= Khimera =

Software product from Kintech Lab

Khimera is a software product from Kintech Lab intended for calculation of the kinetic parameters of microscopic processes, thermodynamic and transport properties of substances and their mixtures in gases, plasmas and also of heterogeneous processes.

The development of a kinetic mechanism is a key stage of present-day technologies for the creation of hi-tech devices and processes in a wide range of fields, such as microelectronics, chemical industry, and the design and optimization of combustion engines and power stations.

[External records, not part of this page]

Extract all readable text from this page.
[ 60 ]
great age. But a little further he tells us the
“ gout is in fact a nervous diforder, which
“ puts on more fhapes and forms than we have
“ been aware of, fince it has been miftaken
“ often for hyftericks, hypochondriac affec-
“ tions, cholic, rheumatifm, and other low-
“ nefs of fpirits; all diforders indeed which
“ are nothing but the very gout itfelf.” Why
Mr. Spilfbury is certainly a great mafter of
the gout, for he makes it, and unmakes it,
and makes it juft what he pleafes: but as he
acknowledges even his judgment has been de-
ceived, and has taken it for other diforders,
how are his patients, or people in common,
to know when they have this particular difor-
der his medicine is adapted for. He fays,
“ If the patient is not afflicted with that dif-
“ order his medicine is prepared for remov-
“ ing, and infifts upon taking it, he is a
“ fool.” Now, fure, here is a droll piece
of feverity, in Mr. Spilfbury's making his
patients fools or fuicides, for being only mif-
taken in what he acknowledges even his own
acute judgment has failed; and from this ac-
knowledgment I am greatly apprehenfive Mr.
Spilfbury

Khimera with Chemical WorkBench, another software product from Kintech Lab, allows both the development of complex physical and chemical mechanisms and their validation. Essential feature of Khimera is its user-friendly interface for importing and utilizing the results of quantum-chemical calculations for estimating rate constants of elementary processes and thermodynamic and transport properties.

==Basic capabilities==
The computation modules of Khimera allow one to calculate the kinetic parameters of elementary processes and thermodynamic and transport properties from the data on the molecular structures and properties obtained from quantum-chemical calculations or from an experiment. The molecular properties and the parameters of molecular interactions can be calculated using quantum-chemical software (Gaussian, GAMESS, Jaguar, ADF) and directly imported into Khimera in an automatic mode. The results of calculations can be presented visually and exported for the further use in kinetic modeling and CFD packages.